Entrada sellada de la caverna Nutty Putty, en Utah, marcada por un círculo de piedras en medio del desierto. (Foto: Instagram)
La caverna Nutty Putty, situada en Utah, Estados Unidos, permanece cerrada desde 2009, cuando la trágica muerte de John Edward Jones la convirtió en uno de los casos más notorios de la exploración subterránea moderna. Aquel incidente impactó a la comunidad de espeleólogos y aficionados a la aventura por la dureza de las condiciones y la gravedad de las consecuencias.
John, de 26 años y estudiante de medicina, accedió a la caverna acompañado de su hermano, Josh, como parte de una excursión familiar. La Nutty Putty era célebre por sus pasadizos estrechos y sinuosos, que obligaban a los exploradores a reptar por túneles de reducidas dimensiones. Uno de estos tramos se conocía popularmente como “canal de parto” debido a la dificultad que presentaba para avanzar sin quedar atrapado.
El fatal desenlace se produjo cuando John penetró por una abertura no prevista en los planos rudimentarios de aquella formación. La caverna no estaba completamente cartografiada, y el joven siguió un conducto lateral que formaba una curva en forma de L de apenas 25 centímetros de ancho y 46 centímetros de altura. Al intentar maniobrar, quedó atrapado boca abajo, con el pecho presionado contra las paredes de roca. Cada intento de inspirar lo incrustaba más en la grieta, impidiendo cualquier movimiento.

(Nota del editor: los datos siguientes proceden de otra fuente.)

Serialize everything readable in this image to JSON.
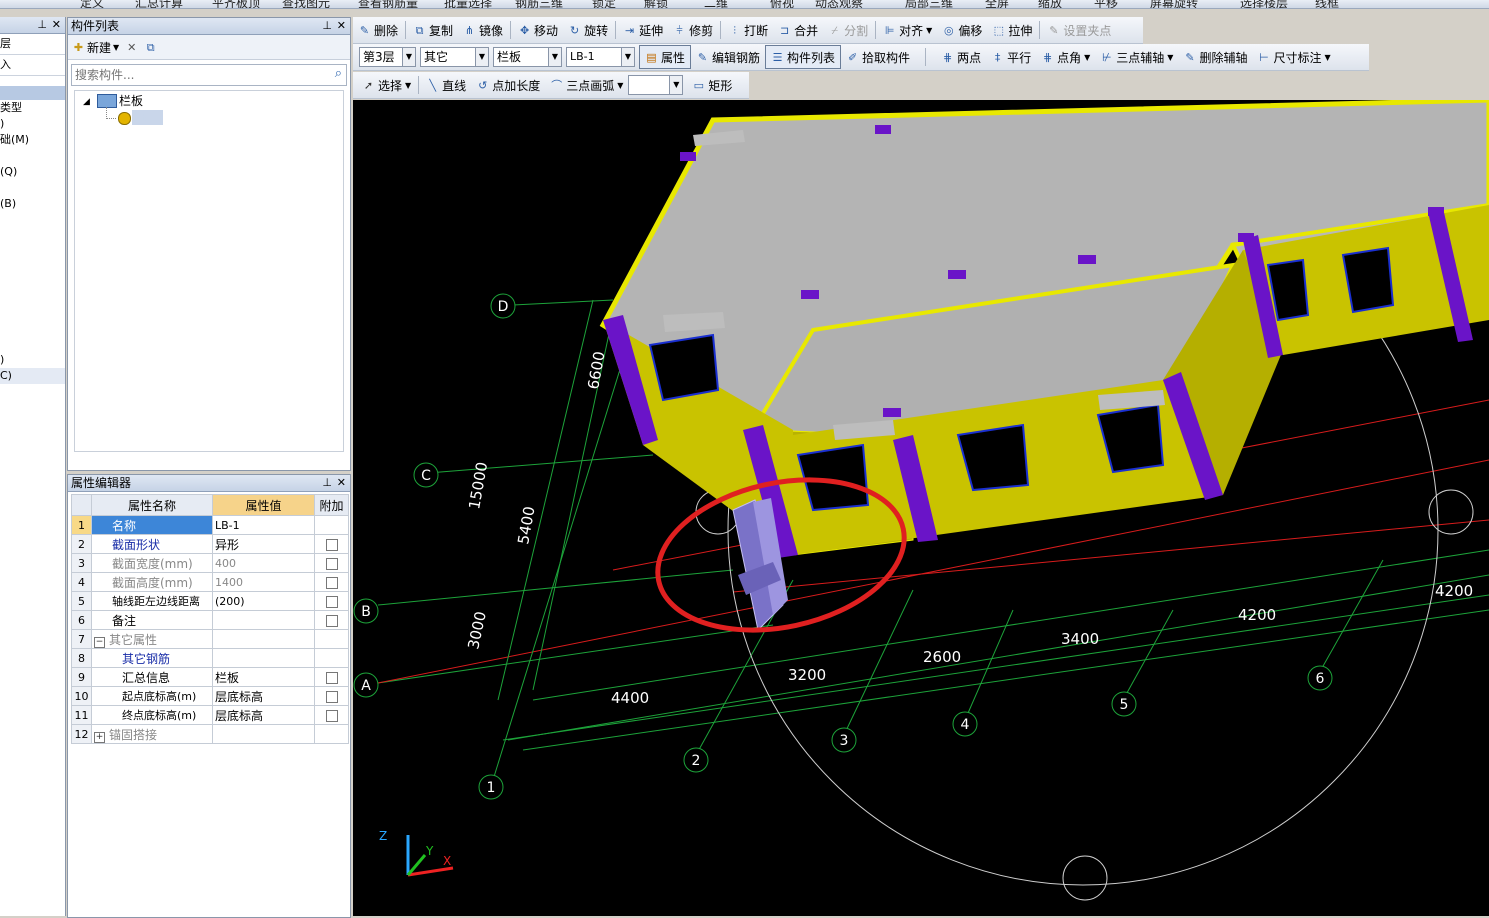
{
  "top_strip": [
    "定义",
    "汇总计算",
    "平齐板顶",
    "查找图元",
    "查看钢筋量",
    "批量选择",
    "钢筋三维",
    "锁定",
    "解锁",
    "二维",
    "俯视",
    "动态观察",
    "局部三维",
    "全屏",
    "缩放",
    "平移",
    "屏幕旋转",
    "选择楼层",
    "线框"
  ],
  "left_panel": {
    "items": [
      "层",
      "入",
      "类型",
      ")",
      "础(M)",
      "(Q)",
      "(B)",
      ")",
      "C)"
    ]
  },
  "component_list": {
    "title": "构件列表",
    "new_label": "新建",
    "search_placeholder": "搜索构件...",
    "tree_root": "栏板",
    "tree_child": "LB-1"
  },
  "property_editor": {
    "title": "属性编辑器",
    "headers": [
      "属性名称",
      "属性值",
      "附加"
    ],
    "rows": [
      {
        "n": "1",
        "name": "名称",
        "value": "LB-1"
      },
      {
        "n": "2",
        "name": "截面形状",
        "value": "异形"
      },
      {
        "n": "3",
        "name": "截面宽度(mm)",
        "value": "400"
      },
      {
        "n": "4",
        "name": "截面高度(mm)",
        "value": "1400"
      },
      {
        "n": "5",
        "name": "轴线距左边线距离",
        "value": "(200)"
      },
      {
        "n": "6",
        "name": "备注",
        "value": ""
      },
      {
        "n": "7",
        "name": "其它属性",
        "value": ""
      },
      {
        "n": "8",
        "name": "其它钢筋",
        "value": ""
      },
      {
        "n": "9",
        "name": "汇总信息",
        "value": "栏板"
      },
      {
        "n": "10",
        "name": "起点底标高(m)",
        "value": "层底标高"
      },
      {
        "n": "11",
        "name": "终点底标高(m)",
        "value": "层底标高"
      },
      {
        "n": "12",
        "name": "锚固搭接",
        "value": ""
      }
    ]
  },
  "toolbar1": [
    "删除",
    "复制",
    "镜像",
    "移动",
    "旋转",
    "延伸",
    "修剪",
    "打断",
    "合并",
    "分割",
    "对齐",
    "偏移",
    "拉伸",
    "设置夹点"
  ],
  "toolbar2": {
    "floor": "第3层",
    "type": "其它",
    "component": "栏板",
    "name": "LB-1",
    "buttons": [
      "属性",
      "编辑钢筋",
      "构件列表",
      "拾取构件",
      "两点",
      "平行",
      "点角",
      "三点辅轴",
      "删除辅轴",
      "尺寸标注"
    ]
  },
  "toolbar3": [
    "选择",
    "直线",
    "点加长度",
    "三点画弧",
    "矩形"
  ],
  "viewport": {
    "axis_labels_letters": [
      "A",
      "B",
      "C",
      "D"
    ],
    "axis_labels_numbers": [
      "1",
      "2",
      "3",
      "4",
      "5",
      "6"
    ],
    "dims_left": [
      "3000",
      "5400",
      "6600",
      "15000"
    ],
    "dims_bottom": [
      "4400",
      "3200",
      "2600",
      "3400",
      "4200",
      "4200"
    ],
    "axes_triad": [
      "Z",
      "Y",
      "X"
    ]
  }
}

Josh, alarmado, trató de socorrerle pero tuvo que salir al exterior para alertar al equipo de rescate. A lo largo de varias horas, equipos especializados trabajaron sin descanso. Se instaló un complejo sistema de poleas y cuerdas para extraer a John con lentitud, pero en el momento decisivo el material cedió. El joven resbaló aún más y quedó irremediablemente atrapado. Padeció una parada cardíaca, fue declarado fallecido dentro de la caverna y, debido al elevado riesgo que suponía recuperar su cuerpo, las autoridades optaron por sellar permanentemente la entrada.
Geológica y técnicamente, Nutty Putty forma parte de un sistema kárstico desarrollado sobre formaciones de yeso y calcita en la región de Utah. Las cuevas de este tipo surgen lentamente por disolución de la roca madre y suelen presentar corredores irregulares, salas inundables y pasadizos angostos de difícil acceso. La falta de un estudio espeleológico exhaustivo y de un mapeado preciso convirtió a Nutty Putty en un lugar propicio para incidentes como el que acabó con la vida de John.
Tras el accidente, las normativas de exploración subterránea en muchas regiones de Estados Unidos comenzaron a endurecerse. Se establecieron protocolos claros: siempre explorar en grupos de al menos cuatro personas, emplear equipos de comunicación por radio adaptados a entornos subterráneos, y contar con planos detallados elaborados por profesionales de espeleología antes de cualquier intento.
Años más tarde, el creador de contenido conocido como ScootSki visitó el área para rendir homenaje a John Edward Jones. Después de varias búsquedas, halló la entrada sellada, oculta entre formaciones rocosas en una zona desértica remota. ScootSki, que se dedica a documentar lugares abandonados y con historias trágicas, explicó en su vídeo la dificultad que supuso localizar el punto exacto sin acceso a planos oficiales.
En el exterior, se encuentran varias placas conmemorativas. Una de ellas describe a John como padre, marido y amigo cariñoso; otra agradece el esfuerzo y coraje de los socorristas. Una inscripción reza: “Gracias, John, por mostrarnos cómo hacer de la eternidad nuestra cobertura, nuestra roca y nuestra salvación. Mientras seguimos nuestro camino en la Tierra, te echamos de menos y te amamos para siempre.” Otra añade: “Expresamos nuestra sincera gratitud a los valientes y altruistas rescatistas que lucharon sin rendirse para liberarte. Su heroísmo jamás será olvidado.”
Durante su visita, ScootSki confesó la sobrecogedora sensación de estar justo encima del lugar donde permanece el cuerpo de John. La caverna, antaño destino de aventureros en busca de adrenalina, se ha convertido en un monumento silencioso a los riesgos extremos de la exploración subterránea. Esta historia recuerda la importancia de la preparación técnica, el respeto a las formaciones naturales y la necesidad de protocolos de seguridad rigurosos para evitar nuevas tragedias en el mundo de la espeleología.